Morgane : mort du duc Gorlois
Son père étant parti faire la guerre à la demande du roi Uther, Morgane errait sur les remparts, emplie de noirs pressentiments.
Un jour, Gorlois fut de retour au château. Alors qu'Ygraine accourait à sa rencontre, Morgane s'enfuyait sur les remparts frappés de vent et de pluie ; les servantes ramenèrent l'enfant qui criait de peur et de chagrin : "Mon père est dans la nuit, mon père se meurt ; je vois le sang de mon père et la lance dans son coeur !". répétait-elle sans trêve.
Gorlois la repoussa violemment et entra avec Ygraine dans leurs appartements d'où il ne ressortit qu'un peu avant l'aube.
Le jour se faisait blafard, lorsqu'un tumulte se fit à l'extérieur : une charrette ramenait le corps inanimé de Gorlois de Cornouailles ! le fer d'une lance était encore fiché dans son coeur. L'écuyer raconta comment son maître était tombé dans une embuscade, deux heures à peine avant son arrivé sur le lieu du combat, et était mort au milieu de la nuit. Morgane se mit à hurler avant de s'effondrer sur le corps de son père. La duchesse, plus pâle que le mort qui gisait devant elle, revivait la scène de la veille au soir !
Les semaines qui suivirent laissèrent à Morgane un souvenir confus et douloureux,où se mêlaient la mise en terre de son père, l'arrivée triomphante du roi Uther, son serment d'épouser Ygraine à la fin du deuil puis les malaises de sa mère. Elle était hantée par la nuit au cours de laquelle son père était mort : elle le voyait pénétrer dans les appartements de sa mère et on lui rapporté la mort de celui-ci au milieu de la nuit ! puis les servantes murmurèrent que la reine attendait un enfant ...Celui du Duc ?
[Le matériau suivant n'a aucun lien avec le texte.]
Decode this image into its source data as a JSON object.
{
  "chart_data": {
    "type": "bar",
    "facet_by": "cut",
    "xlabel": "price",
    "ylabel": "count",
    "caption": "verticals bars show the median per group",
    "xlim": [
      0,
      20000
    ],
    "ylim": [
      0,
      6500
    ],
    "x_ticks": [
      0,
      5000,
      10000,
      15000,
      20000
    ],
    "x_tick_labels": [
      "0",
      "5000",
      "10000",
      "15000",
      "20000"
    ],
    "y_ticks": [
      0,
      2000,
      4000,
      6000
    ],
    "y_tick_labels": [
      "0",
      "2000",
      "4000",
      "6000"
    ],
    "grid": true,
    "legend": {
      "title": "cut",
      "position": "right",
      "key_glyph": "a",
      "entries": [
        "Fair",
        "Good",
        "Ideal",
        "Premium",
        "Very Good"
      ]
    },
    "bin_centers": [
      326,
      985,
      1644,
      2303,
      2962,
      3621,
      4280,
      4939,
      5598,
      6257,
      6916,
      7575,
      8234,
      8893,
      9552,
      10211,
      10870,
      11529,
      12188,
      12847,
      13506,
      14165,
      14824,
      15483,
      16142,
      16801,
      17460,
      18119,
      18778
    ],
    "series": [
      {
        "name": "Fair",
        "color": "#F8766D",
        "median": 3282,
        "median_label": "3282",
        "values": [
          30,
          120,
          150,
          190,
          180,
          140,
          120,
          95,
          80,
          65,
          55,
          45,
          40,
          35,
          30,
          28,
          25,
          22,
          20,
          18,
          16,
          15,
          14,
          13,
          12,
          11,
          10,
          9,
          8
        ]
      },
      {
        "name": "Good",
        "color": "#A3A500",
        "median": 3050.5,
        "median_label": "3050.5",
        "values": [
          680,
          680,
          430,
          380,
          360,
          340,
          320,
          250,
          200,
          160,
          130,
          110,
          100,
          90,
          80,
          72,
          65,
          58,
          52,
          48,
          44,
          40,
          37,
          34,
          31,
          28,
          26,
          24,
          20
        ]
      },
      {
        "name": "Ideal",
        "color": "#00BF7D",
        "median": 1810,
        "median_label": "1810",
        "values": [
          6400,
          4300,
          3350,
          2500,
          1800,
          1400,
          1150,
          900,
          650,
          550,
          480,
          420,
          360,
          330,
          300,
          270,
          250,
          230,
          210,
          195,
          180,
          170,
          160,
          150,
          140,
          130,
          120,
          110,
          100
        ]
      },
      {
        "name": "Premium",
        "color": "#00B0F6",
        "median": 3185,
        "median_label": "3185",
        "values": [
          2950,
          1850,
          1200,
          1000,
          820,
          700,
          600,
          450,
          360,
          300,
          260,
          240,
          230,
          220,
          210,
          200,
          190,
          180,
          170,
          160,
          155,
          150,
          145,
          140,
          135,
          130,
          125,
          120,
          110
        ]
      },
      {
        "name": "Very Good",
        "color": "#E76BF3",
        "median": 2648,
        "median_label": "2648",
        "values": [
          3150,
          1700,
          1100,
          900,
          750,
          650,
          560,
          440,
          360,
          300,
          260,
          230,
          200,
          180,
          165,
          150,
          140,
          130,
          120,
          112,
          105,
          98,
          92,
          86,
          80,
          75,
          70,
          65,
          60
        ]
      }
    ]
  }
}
Le roi Uther revint en hâte et le mariage fut célébré dans la chapelle devant les filles d'Ygraine et de Gorlois et quelques serviteurs. Uther décida de ne plus quitter Tintagel avant la naissance de l'enfant. Entre Morgane et le roi, la guerre était ouverte ! Ygraine n'avait d'yeux que pour son nouvel époux ; quant à Morgause et Anna, toujours douces et réservées, elles adoptèrent sans rechigner leur nouveau père. Morgane commença à courir la lande et les grêves, solitaire. On la voyait dormir au centre des cercles de pierres qui parsèment la bruyère ou se faufiler dans les grottes marines habitées de serpents visqueux.. La forêt aussi l'attirait, et les guérisseuses des hameaux perdus recevaient souvent sa visite. Elle ne craignait ni les bosquets sacrés, ni les bois des antiques sacrifices. Ygraine avait renoncé à donner des maîtres à celle qui ne serait pas duchesse de Cornouailles.
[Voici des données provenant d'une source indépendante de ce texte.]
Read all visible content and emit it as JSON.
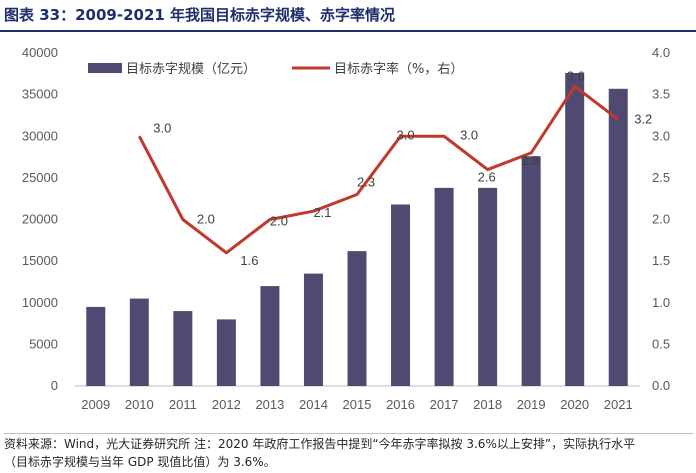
{
  "header": {
    "title": "图表 33：2009-2021 年我国目标赤字规模、赤字率情况"
  },
  "footer": {
    "line1": "资料来源：Wind，光大证券研究所  注：2020 年政府工作报告中提到“今年赤字率拟按 3.6%以上安排”，实际执行水平",
    "line2": "（目标赤字规模与当年 GDP 现值比值）为 3.6%。"
  },
  "colors": {
    "bar": "#4f4a72",
    "line": "#c0392b",
    "title": "#1f2f6b"
  },
  "chart_data": {
    "type": "bar+line",
    "categories": [
      "2009",
      "2010",
      "2011",
      "2012",
      "2013",
      "2014",
      "2015",
      "2016",
      "2017",
      "2018",
      "2019",
      "2020",
      "2021"
    ],
    "series": [
      {
        "name": "目标赤字规模（亿元）",
        "type": "bar",
        "axis": "left",
        "values": [
          9500,
          10500,
          9000,
          8000,
          12000,
          13500,
          16200,
          21800,
          23800,
          23800,
          27600,
          37600,
          35700
        ]
      },
      {
        "name": "目标赤字率（%，右）",
        "type": "line",
        "axis": "right",
        "values": [
          null,
          3.0,
          2.0,
          1.6,
          2.0,
          2.1,
          2.3,
          3.0,
          3.0,
          2.6,
          2.8,
          3.6,
          3.2
        ],
        "labels": [
          "",
          "3.0",
          "2.0",
          "1.6",
          "2.0",
          "2.1",
          "2.3",
          "3.0",
          "3.0",
          "2.6",
          "2.8",
          "3.6",
          "3.2"
        ]
      }
    ],
    "left_axis": {
      "ylim": [
        0,
        40000
      ],
      "ticks": [
        "0",
        "5000",
        "10000",
        "15000",
        "20000",
        "25000",
        "30000",
        "35000",
        "40000"
      ]
    },
    "right_axis": {
      "ylim": [
        0,
        4.0
      ],
      "ticks": [
        "0.0",
        "0.5",
        "1.0",
        "1.5",
        "2.0",
        "2.5",
        "3.0",
        "3.5",
        "4.0"
      ]
    },
    "legend": {
      "placement": "top-left",
      "entries": [
        "目标赤字规模（亿元）",
        "目标赤字率（%，右）"
      ]
    },
    "grid": false
  }
}
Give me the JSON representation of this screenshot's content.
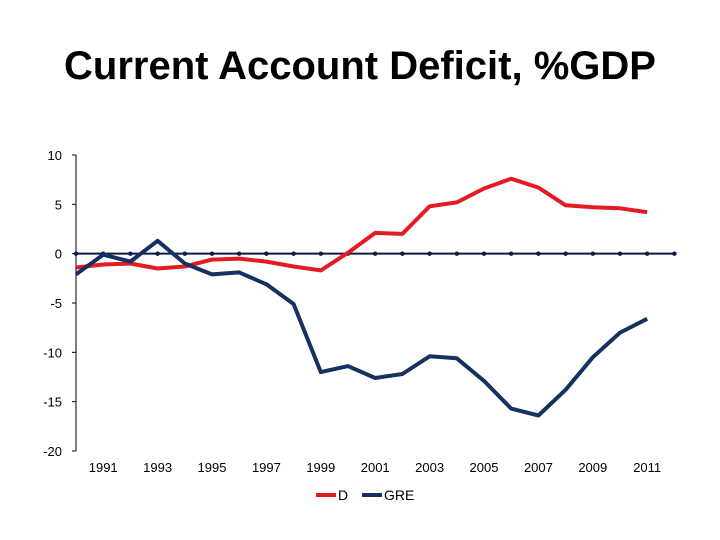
{
  "chart_data": {
    "type": "line",
    "title": "Current Account Deficit, %GDP",
    "xlabel": "",
    "ylabel": "",
    "x": [
      1990,
      1991,
      1992,
      1993,
      1994,
      1995,
      1996,
      1997,
      1998,
      1999,
      2000,
      2001,
      2002,
      2003,
      2004,
      2005,
      2006,
      2007,
      2008,
      2009,
      2010,
      2011,
      2012
    ],
    "x_tick_labels": [
      "1991",
      "1993",
      "1995",
      "1997",
      "1999",
      "2001",
      "2003",
      "2005",
      "2007",
      "2009",
      "2011"
    ],
    "y_tick_labels": [
      "10",
      "5",
      "0",
      "-5",
      "-10",
      "-15",
      "-20"
    ],
    "ylim": [
      -20,
      10
    ],
    "grid": false,
    "legend_position": "bottom",
    "series": [
      {
        "name": "D",
        "color": "#e31b23",
        "values": [
          -1.4,
          -1.1,
          -1.0,
          -1.5,
          -1.3,
          -0.6,
          -0.5,
          -0.8,
          -1.3,
          -1.7,
          0.1,
          2.1,
          2.0,
          4.8,
          5.2,
          6.6,
          7.6,
          6.7,
          4.9,
          4.7,
          4.6,
          4.2,
          null
        ]
      },
      {
        "name": "GRE",
        "color": "#16305f",
        "values": [
          -2.1,
          -0.1,
          -0.8,
          1.3,
          -1.0,
          -2.1,
          -1.9,
          -3.1,
          -5.1,
          -12.0,
          -11.4,
          -12.6,
          -12.2,
          -10.4,
          -10.6,
          -12.9,
          -15.7,
          -16.4,
          -13.8,
          -10.5,
          -8.0,
          -6.6,
          null
        ]
      }
    ]
  }
}
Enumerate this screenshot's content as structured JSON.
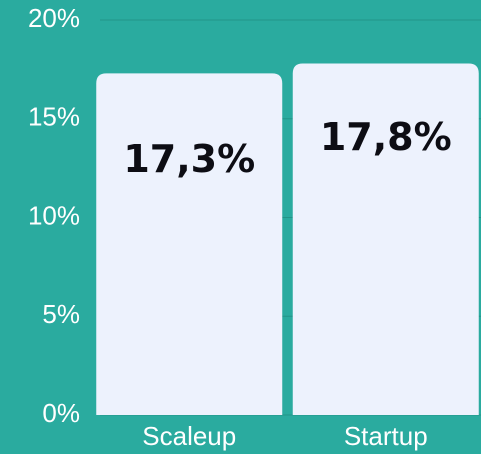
{
  "chart_data": {
    "type": "bar",
    "categories": [
      "Scaleup",
      "Startup"
    ],
    "values": [
      17.3,
      17.8
    ],
    "value_labels": [
      "17,3%",
      "17,8%"
    ],
    "color": "#edf2fd",
    "ylim": [
      0,
      20
    ],
    "yticks": [
      {
        "value": 0,
        "label": "0%"
      },
      {
        "value": 5,
        "label": "5%"
      },
      {
        "value": 10,
        "label": "10%"
      },
      {
        "value": 15,
        "label": "15%"
      },
      {
        "value": 20,
        "label": "20%"
      }
    ],
    "grid": true
  }
}
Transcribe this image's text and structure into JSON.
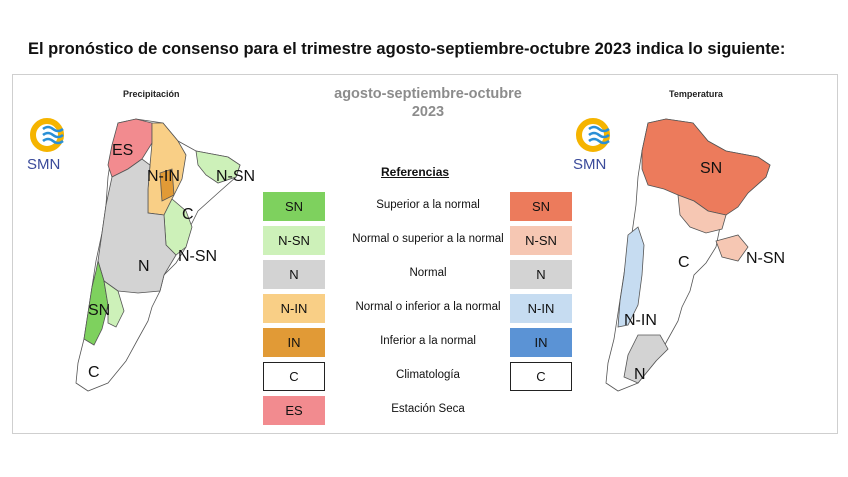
{
  "headline": "El pronóstico de consenso para el trimestre agosto-septiembre-octubre 2023 indica lo siguiente:",
  "period_line1": "agosto-septiembre-octubre",
  "period_line2": "2023",
  "precip_map": {
    "title": "Precipitación",
    "logo_text": "SMN",
    "regions": [
      "ES",
      "N-IN",
      "N-SN",
      "C",
      "N-SN",
      "N",
      "SN",
      "C"
    ]
  },
  "temp_map": {
    "title": "Temperatura",
    "logo_text": "SMN",
    "regions": [
      "SN",
      "C",
      "N-SN",
      "N-IN",
      "N"
    ]
  },
  "legend": {
    "title": "Referencias",
    "rows": [
      {
        "left": "SN",
        "desc": "Superior a la normal",
        "right": "SN",
        "left_color": "#7ed15e",
        "right_color": "#ec7b5c"
      },
      {
        "left": "N-SN",
        "desc": "Normal o superior a la normal",
        "right": "N-SN",
        "left_color": "#cdf1b9",
        "right_color": "#f6c7b3"
      },
      {
        "left": "N",
        "desc": "Normal",
        "right": "N",
        "left_color": "#d3d3d3",
        "right_color": "#d3d3d3"
      },
      {
        "left": "N-IN",
        "desc": "Normal o inferior a la normal",
        "right": "N-IN",
        "left_color": "#f9cf86",
        "right_color": "#c6dcf1"
      },
      {
        "left": "IN",
        "desc": "Inferior a la normal",
        "right": "IN",
        "left_color": "#e19a36",
        "right_color": "#5b93d5"
      },
      {
        "left": "C",
        "desc": "Climatología",
        "right": "C",
        "left_color": "#ffffff",
        "right_color": "#ffffff"
      },
      {
        "left": "ES",
        "desc": "Estación Seca",
        "right": "",
        "left_color": "#f28b8f",
        "right_color": ""
      }
    ]
  }
}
Vint le jour où l'enfant allait naître. Personne ne comprit pourquoi elle exigeait la présence de sa fille aînée auprès d'elle. Morgane noua ses mains à celles de sa mère, son regard rivé au sien et se mit à murmurer des mots anciens que personne ne comprenait plus. Puis elle parla plus distinctement :
- "Elles sont là, rassure-toi, elles sont venues t'entourer. Je vois leurs robes blanches, les étoiles sur leur front et leurs mains tendues au-dessus de ton ventre ; rassure-toi, ton roi va naître au milieu des fées. Laisse venir l'enfant" les servantes tremblaient...
L'enfant vint au monde,poussa un cri et selon l'ancienne coutume, Uther l'éleva sur ses deux mains dans la lumière des chandelles pour montrer qu'il le reconnaissait comme son fils.
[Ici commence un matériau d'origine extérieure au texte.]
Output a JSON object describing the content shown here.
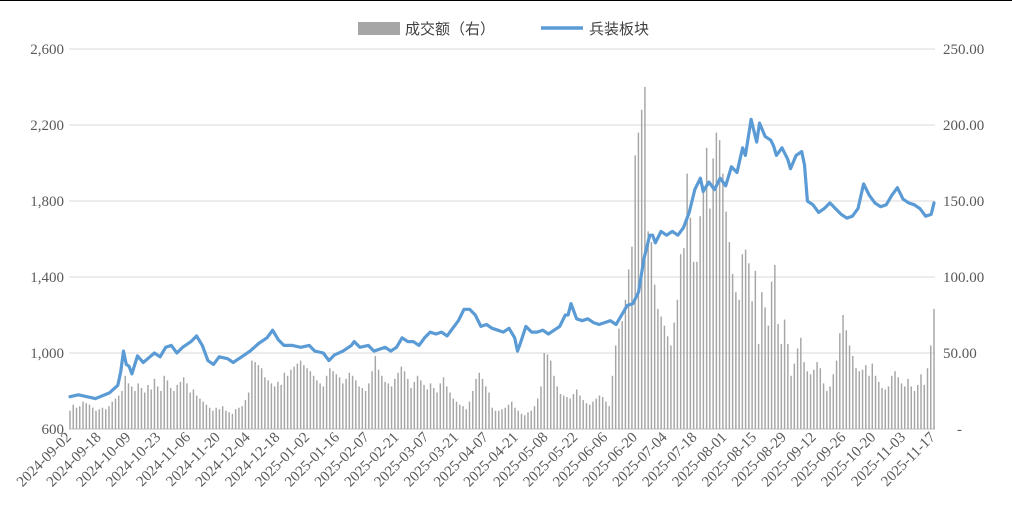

-"Voici mon fils, Arthur, le fils de Pendragon, le roi qui règnera sur les deux Bretagnes" proclama-t-il d'une voix forte avant de déposer le petit bébé dans les bras de sa mère. Morgane était là, éclatante. Elle s'enfuit de la chambre en pleurant : le petit prince Arthur n'était pas l'enfant de Gorlois !!!
Dans les jours qui suivirent la naissance d'Arthur, la vie de Morgane sembla s'adoucir. Sa mère la réclamait sans cesse auprès d'elle et ne confiait le bébé qu'à elle seule. Lorsque Uther avait offert à son épouse les parures d'or pour la remercier de lui avoir donné un héritier, il avait tendu à Morgane un collier d'ambre que la jeune fille avait accepté de porter. Depuis régnait une paix fragile. La présence de son petit frère comblait Morgane de joie. Elle s'était prise pour lui d'un amour farouche, d'une passion comparable à celle qu'elle vouait à son père... mais son bonheur ne dura que trente jours.